How to remove a guarantor

In many lending agreements, especially in SACCOs and microfinance institutions, borrowers are often required to have guarantors. A guarantor is someone who agrees to repay a loan if the borrower defaults. While this system builds trust and encourages financial inclusion, there are instances when either the borrower or the guarantor may wish to withdraw from this arrangement. Removing a guarantor is possible, but it involves following a formal process and meeting specific conditions set by the lending institution. Here is how to remove a guarantor.
Reasons for Removing a Guarantor
There are several reasons why one may want to remove a guarantor from a loan agreement. A borrower may want to relieve the guarantor of their obligation, especially if their financial situation has improved and they can now qualify for a loan independently. In other cases, the guarantor may request to be removed due to personal financial strain, changes in their relationship with the borrower, or a lack of confidence in the borrower’s ability to repay the loan. Additionally, a SACCO may advise on the removal of a guarantor if they no longer meet membership requirements or if they have their own active loan commitments that affect their ability to guarantee others.

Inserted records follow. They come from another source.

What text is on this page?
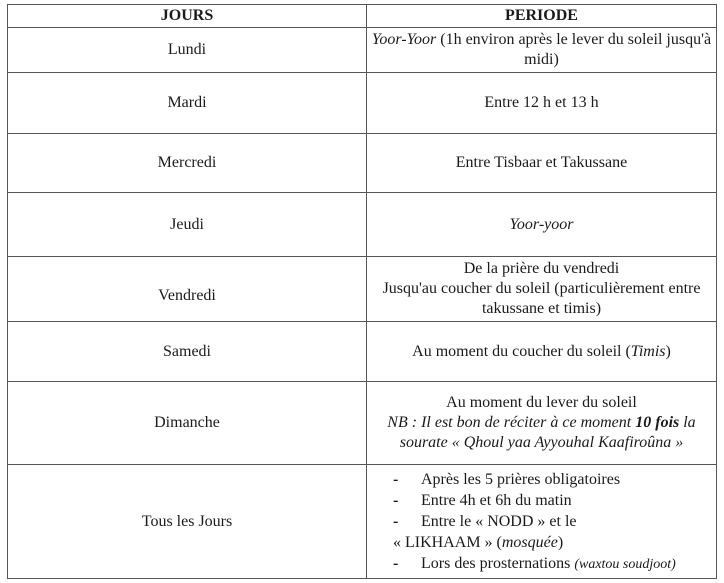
JOURS	PERIODE
Lundi	Yoor-Yoor (1h environ après le lever du soleil jusqu'à midi)
Mardi	Entre 12 h et 13 h
Mercredi	Entre Tisbaar et Takussane
Jeudi	Yoor-yoor
Vendredi	De la prière du vendredi
Jusqu'au coucher du soleil (particulièrement entre takussane et timis)

Samedi	Au moment du coucher du soleil (Timis)
Dimanche	Au moment du lever du soleil
NB : Il est bon de réciter à ce moment 10 fois la sourate « Qhoul yaa Ayyouhal Kaafiroûna »
Tous les Jours	- Après les 5 prières obligatoires
- Entre 4h et 6h du matin
- Entre le « NODD » et le
« LIKHAAM » (mosquée)
- Lors des prosternations (waxtou soudjoot)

The Process of Guarantor Removal
To remove a guarantor, the borrower must first consult the lending institution or SACCO to understand the requirements. Most institutions will not allow the removal of a guarantor unless a replacement is provided or the loan has been fully repaid. The borrower is typically required to write a formal request to the loan officer or credit committee indicating the reason for the removal and providing details of a new guarantor if applicable.
Once the request is received, the institution will assess the borrower’s loan status, repayment history, and financial standing. If a new guarantor is proposed, they must meet the SACCO’s criteria, including having enough shares or savings and no outstanding loan guarantees that could hinder their ability to take on new obligations.
In cases where a guarantor is being removed without a replacement, the borrower may be asked to increase their collateral, restructure the loan, or pay off a portion of the loan to reduce the risk. This decision is made by the credit or loans committee, based on the risk level and policies of the institution.
Once the application is approved and the guarantor is officially released, the change is documented and updated in the loan agreement. The guarantor is issued a formal release letter confirming they are no longer responsible for the loan. The borrower, meanwhile, continues to repay the loan under the revised terms.
It’s important to note that the removal process is not immediate. It can take days or even weeks depending on how quickly the borrower fulfills the requirements and how soon the loans committee convenes to review the request. During this time, the original guarantor remains liable for the loan, so borrowers should act swiftly and follow up with the institution.